Lettre ouverte à Laurent Gbagbo pour présenter mes condoléances

Ivory Coast President Gbagbo prepares to meet Ivorian army officers at his residence in AbidjanCher frère,

J’ai beaucoup pensé à toi lorsque j’ai appris la triste nouvelle du décès de ta maman, notre maman.

Je connais les inquiétudes que tu avais au sujet des conditions de son exil forcé et en ce qui concerne sa santé. Mais, je sais surtout la grande affection que tu as toujours eue pour elle et l’amour qu’elle te portait.

La disparition d’une personne âgée a beau être une issue logique, les liens affectifs sont difficiles à rompre. Cela justifie de combien tu as de peine en ce moment. Cette peine t’est toute personnelle, certes. Mais, sache que nous sommes des milliers et des milliers qui la partageons avec toi. Car, de maman Marguerite, nous gardons en mémoire sa voix grave et conseillère, son humilité, son accueil toujours cordial. D’elle, nous gardons en mémoire l’image d’une grande dame, d’une mère au cœur meurtri par ta déportation et ton absence prolongée. D’elle, nous gardons en mémoire l’image d’une citoyenne digne et respectable qu’on a bafouée, maltraitée, suppliciée au seul motif qu’elle était ta mère, et alors qu’elle n’était pas impliquée dans la gestion de ton pouvoir.

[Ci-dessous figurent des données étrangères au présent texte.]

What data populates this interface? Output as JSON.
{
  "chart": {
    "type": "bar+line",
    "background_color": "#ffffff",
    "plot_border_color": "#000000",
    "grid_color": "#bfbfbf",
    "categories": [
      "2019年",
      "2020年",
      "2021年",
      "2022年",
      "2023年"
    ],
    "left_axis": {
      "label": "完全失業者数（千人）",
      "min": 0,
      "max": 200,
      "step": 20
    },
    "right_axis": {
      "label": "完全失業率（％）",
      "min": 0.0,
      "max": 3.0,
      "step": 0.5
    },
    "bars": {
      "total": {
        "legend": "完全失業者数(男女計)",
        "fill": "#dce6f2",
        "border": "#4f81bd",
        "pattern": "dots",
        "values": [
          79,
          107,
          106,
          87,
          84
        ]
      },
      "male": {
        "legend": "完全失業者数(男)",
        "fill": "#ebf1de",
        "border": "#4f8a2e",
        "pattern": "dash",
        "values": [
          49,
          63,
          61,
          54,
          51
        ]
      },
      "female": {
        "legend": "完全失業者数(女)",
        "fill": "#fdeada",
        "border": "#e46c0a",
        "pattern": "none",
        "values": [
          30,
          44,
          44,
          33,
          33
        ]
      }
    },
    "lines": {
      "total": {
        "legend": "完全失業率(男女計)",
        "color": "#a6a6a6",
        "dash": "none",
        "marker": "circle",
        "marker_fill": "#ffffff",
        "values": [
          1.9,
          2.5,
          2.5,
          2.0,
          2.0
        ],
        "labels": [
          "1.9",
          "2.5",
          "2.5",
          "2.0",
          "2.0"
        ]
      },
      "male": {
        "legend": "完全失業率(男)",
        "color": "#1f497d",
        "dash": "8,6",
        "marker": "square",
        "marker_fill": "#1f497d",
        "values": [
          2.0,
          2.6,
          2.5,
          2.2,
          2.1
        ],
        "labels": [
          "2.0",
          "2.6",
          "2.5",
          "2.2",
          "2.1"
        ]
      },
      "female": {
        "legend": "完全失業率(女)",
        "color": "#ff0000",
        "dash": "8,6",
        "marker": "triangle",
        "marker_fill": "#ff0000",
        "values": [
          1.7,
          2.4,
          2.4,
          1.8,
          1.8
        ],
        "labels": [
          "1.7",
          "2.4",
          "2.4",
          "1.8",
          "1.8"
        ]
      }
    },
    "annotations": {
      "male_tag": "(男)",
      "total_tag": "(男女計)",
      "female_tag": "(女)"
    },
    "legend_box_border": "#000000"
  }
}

Courage, cher frère. Courage pour surmonter cette autre dure épreuve qui t’est infligée, au moment où, pris en otage par la satrapie au pouvoir sur la terre de nos aïeux, tu es, iniquement et cyniquement, détenu dans la geôle de CPI, dans la pure
injustice de la justice.

Je sais, cher frère, que, en de telles circonstances, les mots sont dérisoires ; mais, avons-nous d’autres moyens que les mots pour exprimer les sentiments que la douleur déverse dans nos cœurs ? Avons-nous d’autres moyens que les mots pour crier notre ras-le-bol et notre rage contre ce régime à nous imposé par Alassane Ouattara, avec ses sbires et ses rebelles, pour notre malheur ?… Avons-nous d’autres moyens que les mots pour clamer notre désarroi face à ces malfrats que nous avons accueillis de bon cœur sur notre sol, à qui nous avons tout donné et qui, inopportunément, nous payent en monnaie de singe, en nous faisant souffrir et mourir bêtement et inutilement ?…

Cher frère, en tant que historien, tu sais que, en d’autres lieux, c’est une telle circonstance qui génère le changement de régime, en un mot la révolution, comme ce fut le cas à la mi-décembre 2010, en Tunisie.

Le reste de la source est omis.